Other payloads in the German package are just as important for operations against a technically capable opponent. Signal intelligence payloads for both Puma 3 AE and Puma LE add the ability to detect and characterize emissions rather than relying only on visible or infrared imagery. AeroVironment has not disclosed the frequency bands or sensitivity of the SIGINT fit, but the operational logic is clear: radio-frequency cues can help locate command posts, emitters, patrols, drone controllers, or communications nodes, after which the electro-optical and infrared payload can be used for visual confirmation. This sensor pairing is relevant to the dense electronic environment seen in Ukraine, where radio emissions, drone control links, and jamming activity often reveal tactical behavior before vehicles or personnel are visually identified.

The communications elements may determine how useful LARUS becomes in German service. The contract includes MANET relay kits for Puma 3 AE and Puma LE, Tomahawk Kinesis-enabled ground control stations, ultralight and tactical controller configurations, and autonomy retrofit kits. MANET relay equipment can allow a Puma aircraft to extend communications between separated units, vehicles, maritime teams, or command posts, especially where terrain, urban structures, or distance degrade direct radio contact. The autonomy retrofit kits and visual navigation options also address a known battlefield problem: satellite navigation may be jammed, spoofed, or temporarily unavailable. These additions do not make the aircraft immune to electronic warfare, but they give operators more options when communications and navigation are contested.

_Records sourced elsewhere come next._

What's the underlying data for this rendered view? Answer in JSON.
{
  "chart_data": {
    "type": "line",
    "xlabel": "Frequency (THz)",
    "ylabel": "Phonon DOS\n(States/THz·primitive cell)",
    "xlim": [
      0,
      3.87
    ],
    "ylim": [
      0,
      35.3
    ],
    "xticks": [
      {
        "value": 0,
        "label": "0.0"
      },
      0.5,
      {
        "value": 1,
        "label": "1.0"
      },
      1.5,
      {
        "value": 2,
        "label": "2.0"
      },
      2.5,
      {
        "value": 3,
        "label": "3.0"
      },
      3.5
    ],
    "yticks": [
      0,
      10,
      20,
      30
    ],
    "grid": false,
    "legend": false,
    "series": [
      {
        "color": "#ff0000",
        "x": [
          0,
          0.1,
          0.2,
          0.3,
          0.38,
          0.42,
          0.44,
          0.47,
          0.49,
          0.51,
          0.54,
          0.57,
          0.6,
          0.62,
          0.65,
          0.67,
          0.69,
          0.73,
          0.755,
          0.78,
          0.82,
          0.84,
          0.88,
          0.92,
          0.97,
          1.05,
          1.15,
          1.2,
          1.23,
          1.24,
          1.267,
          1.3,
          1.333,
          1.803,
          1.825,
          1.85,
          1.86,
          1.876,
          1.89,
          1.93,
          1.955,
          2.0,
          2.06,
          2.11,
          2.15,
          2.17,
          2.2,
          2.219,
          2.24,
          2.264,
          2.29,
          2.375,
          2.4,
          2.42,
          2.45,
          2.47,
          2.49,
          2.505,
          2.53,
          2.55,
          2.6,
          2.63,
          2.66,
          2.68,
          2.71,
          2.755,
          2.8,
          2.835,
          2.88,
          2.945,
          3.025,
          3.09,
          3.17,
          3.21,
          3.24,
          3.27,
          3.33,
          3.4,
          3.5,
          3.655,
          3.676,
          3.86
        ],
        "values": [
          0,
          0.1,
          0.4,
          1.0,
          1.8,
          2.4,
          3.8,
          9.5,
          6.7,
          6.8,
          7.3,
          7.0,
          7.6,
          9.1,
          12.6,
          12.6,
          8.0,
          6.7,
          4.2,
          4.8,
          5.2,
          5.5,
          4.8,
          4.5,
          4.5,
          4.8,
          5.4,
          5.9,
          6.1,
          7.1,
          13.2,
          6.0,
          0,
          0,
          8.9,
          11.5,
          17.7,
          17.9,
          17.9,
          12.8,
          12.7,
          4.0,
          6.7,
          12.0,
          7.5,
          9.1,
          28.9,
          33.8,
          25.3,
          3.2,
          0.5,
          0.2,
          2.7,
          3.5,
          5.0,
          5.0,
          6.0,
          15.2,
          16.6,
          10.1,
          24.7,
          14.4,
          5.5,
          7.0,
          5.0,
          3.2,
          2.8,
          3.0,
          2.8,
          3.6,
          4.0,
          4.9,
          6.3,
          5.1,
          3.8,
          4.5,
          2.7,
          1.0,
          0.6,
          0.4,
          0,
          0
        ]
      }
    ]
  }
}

The vertical take-off and landing kits add a separate layer of tactical utility. Fixed-wing flight remains preferable for endurance and efficient coverage, but vertical launch and recovery allow the aircraft to operate from confined terrain, including a ship deck, quay, forest clearing, rooftop, or narrow coastal position. For maritime special forces, this is not a convenience feature; it changes where the aircraft can be used. A team that cannot expose itself in an open field for launch and recovery can still place a sensor overhead, then recover it without a long landing path. This is particularly relevant for the Baltic and North Sea operating environment, where islands, ports, coastal infrastructure, and weather can restrict conventional small-drone handling.

Germany’s LARUS purchase fits a broader European pattern: small unmanned aircraft systems are being upgraded from disposable observation tools into networked reconnaissance and targeting assets. The contract does not give the Bundeswehr a deep-strike capability, and the published range figures remain tied to antenna configuration and line-of-sight conditions. Its value is more specific and arguably more useful at the tactical level: persistent local surveillance, target confirmation, laser designation for other weapons, radio-frequency sensing, communications relay, and operation from restricted terrain. For NATO, that combination supports dispersed forces that must observe first, transmit reliably, and call for precision effects without concentrating personnel or vehicles.